Nationalism, in the context of “standing with France”, can perpetuate pan identity, silencing intersectional voices like French Muslims, and really only validates those who are already accepted by French “standard”: White, French speaking, born-into-citizenship Frenchfolk. This alignment of standing with France–or any socially constructed label like a nationality or an identity constructed by borders–is overgeneralizing and otherizing. What does it mean to “stand with France”? Maybe because the French stood beside the US in the wake of 9/11, there was a sense of solidarity already established. But does one also support and condone a history of colonialism? Is one also complicit in the militarization of the global south? Does one stand with those who use anti-Muslim rhetoric to fuel the conflation of ISIS’s self-described caliphate with all of the Middle East?

 

This is not to say that it doesn’t make sense to stand with those who are grieving, who faced great personal and public danger, who have now lost a sense of safety in their community. But what about the French who remain entrenched in the daily threats of systemic racism? To align one’s self with France so unconditionally, so unquestionably, is to create an enemy of what and who is considered “non-French”. Further, this conflation does a dangerous disservice to Middle Eastern immigrants who are also escaping the wrath of ISIS’s mission.

 

This comes back to the importance of not ignoring what France (and all post-colonial nations) has been complicit in as a colonizing power. One of the many reasons terrorist organizations exist, argue columnists in The Week magazine, is to exercise their beliefs (no matter how disagreeable) in a way that will be heard. Nations like France, England, and the US have historically imposed their beliefs and systems on other countries, taken them over, displaced their native peoples, waged war on innocent civilians–but because it was done in the name of “democracy” or “revolution” or to simply maintain the military industrial complex–it isn’t seen as being as dangerous, threatening or destructive as what happened in Paris.

 

Terrorism, in its most straightforward definition, is the use of violence as a way to achieve political goals. Was the invasion of Iraq by the US military not an act of terrorism? Was the colonization of the Americas by the French not an act of terrorism? To only call out violence when it is perpetuated by rebel organizations is to ignore the blasphemous double standards of colonialist powers who believe that the death of civilians in the name of democracy or freedom is somehow acceptable.

 

This is not to say that the conversation be void of compassion and concern for the grieving, nor should it be void of possible reform.

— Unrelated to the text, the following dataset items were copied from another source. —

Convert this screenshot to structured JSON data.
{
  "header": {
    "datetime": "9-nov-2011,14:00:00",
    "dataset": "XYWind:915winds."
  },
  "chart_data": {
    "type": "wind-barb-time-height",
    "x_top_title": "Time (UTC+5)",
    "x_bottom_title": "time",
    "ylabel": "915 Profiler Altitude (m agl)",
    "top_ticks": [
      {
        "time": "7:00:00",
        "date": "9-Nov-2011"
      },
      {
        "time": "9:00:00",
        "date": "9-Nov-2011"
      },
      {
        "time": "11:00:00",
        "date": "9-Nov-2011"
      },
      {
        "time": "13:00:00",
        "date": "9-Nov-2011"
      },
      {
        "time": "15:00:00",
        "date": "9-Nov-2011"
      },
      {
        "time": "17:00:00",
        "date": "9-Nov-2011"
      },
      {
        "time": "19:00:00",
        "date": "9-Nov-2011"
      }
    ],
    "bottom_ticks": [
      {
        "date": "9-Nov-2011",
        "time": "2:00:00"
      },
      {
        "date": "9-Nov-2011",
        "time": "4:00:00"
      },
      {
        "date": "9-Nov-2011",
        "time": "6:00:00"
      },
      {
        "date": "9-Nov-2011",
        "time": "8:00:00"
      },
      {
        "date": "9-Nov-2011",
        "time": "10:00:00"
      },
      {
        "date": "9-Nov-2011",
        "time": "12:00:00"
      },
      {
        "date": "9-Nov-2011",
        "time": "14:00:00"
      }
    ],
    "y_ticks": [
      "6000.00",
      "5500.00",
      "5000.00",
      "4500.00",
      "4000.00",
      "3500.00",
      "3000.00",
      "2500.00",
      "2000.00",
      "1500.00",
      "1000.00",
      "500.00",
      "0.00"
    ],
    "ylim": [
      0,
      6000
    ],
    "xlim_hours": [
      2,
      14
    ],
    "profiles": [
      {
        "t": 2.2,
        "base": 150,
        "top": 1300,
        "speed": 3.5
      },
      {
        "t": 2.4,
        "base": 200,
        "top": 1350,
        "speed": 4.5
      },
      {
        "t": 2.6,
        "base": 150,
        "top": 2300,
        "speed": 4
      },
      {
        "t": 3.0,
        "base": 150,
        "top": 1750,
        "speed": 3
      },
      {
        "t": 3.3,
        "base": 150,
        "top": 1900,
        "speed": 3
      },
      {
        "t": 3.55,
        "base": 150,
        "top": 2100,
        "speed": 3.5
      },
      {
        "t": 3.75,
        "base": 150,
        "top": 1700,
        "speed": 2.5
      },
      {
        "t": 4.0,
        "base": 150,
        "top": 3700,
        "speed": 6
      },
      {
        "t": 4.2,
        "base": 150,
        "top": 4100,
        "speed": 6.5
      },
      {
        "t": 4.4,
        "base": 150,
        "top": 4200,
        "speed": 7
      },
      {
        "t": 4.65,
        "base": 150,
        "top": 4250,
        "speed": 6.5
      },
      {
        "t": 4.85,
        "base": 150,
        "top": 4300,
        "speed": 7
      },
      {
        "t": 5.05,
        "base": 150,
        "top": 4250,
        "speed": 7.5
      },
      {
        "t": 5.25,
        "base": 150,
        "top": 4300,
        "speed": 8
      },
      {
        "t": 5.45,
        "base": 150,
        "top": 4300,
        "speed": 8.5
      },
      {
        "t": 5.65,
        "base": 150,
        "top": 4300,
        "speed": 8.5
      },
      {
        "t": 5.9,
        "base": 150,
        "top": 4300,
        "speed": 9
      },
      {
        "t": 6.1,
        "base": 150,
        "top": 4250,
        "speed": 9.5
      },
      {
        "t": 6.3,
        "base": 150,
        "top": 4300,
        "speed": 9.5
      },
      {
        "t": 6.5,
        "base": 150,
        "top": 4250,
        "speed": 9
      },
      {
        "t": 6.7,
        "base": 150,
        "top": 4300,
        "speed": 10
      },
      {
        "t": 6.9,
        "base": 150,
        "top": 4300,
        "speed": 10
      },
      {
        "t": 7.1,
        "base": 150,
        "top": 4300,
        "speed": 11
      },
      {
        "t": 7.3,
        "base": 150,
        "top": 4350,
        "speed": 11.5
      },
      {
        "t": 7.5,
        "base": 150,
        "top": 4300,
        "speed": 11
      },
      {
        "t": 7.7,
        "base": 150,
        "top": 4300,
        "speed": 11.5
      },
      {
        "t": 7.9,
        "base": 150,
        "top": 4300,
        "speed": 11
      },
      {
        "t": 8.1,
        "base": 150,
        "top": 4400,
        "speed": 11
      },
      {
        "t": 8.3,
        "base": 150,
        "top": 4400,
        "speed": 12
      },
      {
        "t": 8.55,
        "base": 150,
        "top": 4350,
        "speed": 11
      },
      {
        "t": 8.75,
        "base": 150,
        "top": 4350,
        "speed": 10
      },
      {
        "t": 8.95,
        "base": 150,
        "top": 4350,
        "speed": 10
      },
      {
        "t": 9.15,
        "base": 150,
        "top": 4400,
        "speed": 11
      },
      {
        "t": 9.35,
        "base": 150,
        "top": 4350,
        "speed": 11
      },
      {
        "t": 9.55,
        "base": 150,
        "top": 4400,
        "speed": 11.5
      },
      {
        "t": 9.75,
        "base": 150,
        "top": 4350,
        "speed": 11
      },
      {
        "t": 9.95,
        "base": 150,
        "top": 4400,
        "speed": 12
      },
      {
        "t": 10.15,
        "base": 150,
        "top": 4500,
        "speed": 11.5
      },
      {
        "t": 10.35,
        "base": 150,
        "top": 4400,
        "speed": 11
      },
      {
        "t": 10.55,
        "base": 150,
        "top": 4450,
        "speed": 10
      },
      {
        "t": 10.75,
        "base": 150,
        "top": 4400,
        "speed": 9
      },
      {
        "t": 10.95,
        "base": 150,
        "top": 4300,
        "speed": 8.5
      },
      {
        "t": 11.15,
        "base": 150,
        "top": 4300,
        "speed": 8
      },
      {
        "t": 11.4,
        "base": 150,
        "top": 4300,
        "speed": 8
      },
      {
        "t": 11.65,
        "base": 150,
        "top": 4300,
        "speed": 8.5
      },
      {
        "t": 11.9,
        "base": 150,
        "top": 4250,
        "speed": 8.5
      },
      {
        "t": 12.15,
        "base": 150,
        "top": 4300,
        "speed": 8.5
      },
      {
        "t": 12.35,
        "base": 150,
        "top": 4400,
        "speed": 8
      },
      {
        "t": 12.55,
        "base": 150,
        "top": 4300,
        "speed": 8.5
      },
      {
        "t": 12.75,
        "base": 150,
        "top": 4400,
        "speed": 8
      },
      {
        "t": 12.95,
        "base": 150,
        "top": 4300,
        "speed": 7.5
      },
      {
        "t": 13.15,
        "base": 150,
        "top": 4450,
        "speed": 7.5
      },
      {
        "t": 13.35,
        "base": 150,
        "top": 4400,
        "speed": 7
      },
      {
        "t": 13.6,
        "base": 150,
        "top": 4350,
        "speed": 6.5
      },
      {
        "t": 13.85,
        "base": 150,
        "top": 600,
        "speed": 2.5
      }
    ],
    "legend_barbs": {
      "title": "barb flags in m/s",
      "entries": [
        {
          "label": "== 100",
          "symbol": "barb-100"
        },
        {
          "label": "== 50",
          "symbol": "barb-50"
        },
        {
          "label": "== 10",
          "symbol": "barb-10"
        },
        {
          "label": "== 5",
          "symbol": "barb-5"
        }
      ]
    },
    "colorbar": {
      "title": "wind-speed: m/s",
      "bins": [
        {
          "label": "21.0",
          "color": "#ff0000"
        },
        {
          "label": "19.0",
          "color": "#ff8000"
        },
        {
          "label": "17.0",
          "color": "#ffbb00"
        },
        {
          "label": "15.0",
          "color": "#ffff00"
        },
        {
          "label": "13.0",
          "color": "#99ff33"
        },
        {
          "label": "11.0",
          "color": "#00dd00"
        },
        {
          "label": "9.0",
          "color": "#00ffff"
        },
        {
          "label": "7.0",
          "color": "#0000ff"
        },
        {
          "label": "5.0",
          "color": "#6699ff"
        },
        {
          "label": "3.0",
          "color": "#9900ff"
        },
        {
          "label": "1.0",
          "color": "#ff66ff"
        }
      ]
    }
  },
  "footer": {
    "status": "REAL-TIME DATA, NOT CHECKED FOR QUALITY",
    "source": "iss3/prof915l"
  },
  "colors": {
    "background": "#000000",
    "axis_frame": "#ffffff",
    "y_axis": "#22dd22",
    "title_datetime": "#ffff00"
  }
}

But I also recognize that my access to information via social media is determined by whom I interact with; that is, mostly White, liberal, college-age Americans who will be the first to call out systemic injustice in moments of tragedy but then fall short of continued activism and allyhood (which I am complicit in often).

 

And solidarity can happen via social media, which has proven to be an instrumental force in creating social change in recent years–indeed, in Egypt and Baltimore and for LGBTQ rights across the nation. Yet it is necessary to continue the activism, the resistance, the solidarity, beyond a hashtag or a re-post. And it is necessary to use social media as a platform to call out unjust and libelous mainstream media reporting that is so common on Fox News, CNN and others.

 

The conversation also needs to be, well, a conversation–one that includes understanding of situated power, one that includes underrepresented voices, and one that includes listening to those we purport to be in solidarity with. Without such, we will not be able to reach beyond borders and transform our conversations about terrorism, colonialism, and other forms of cyclical violence.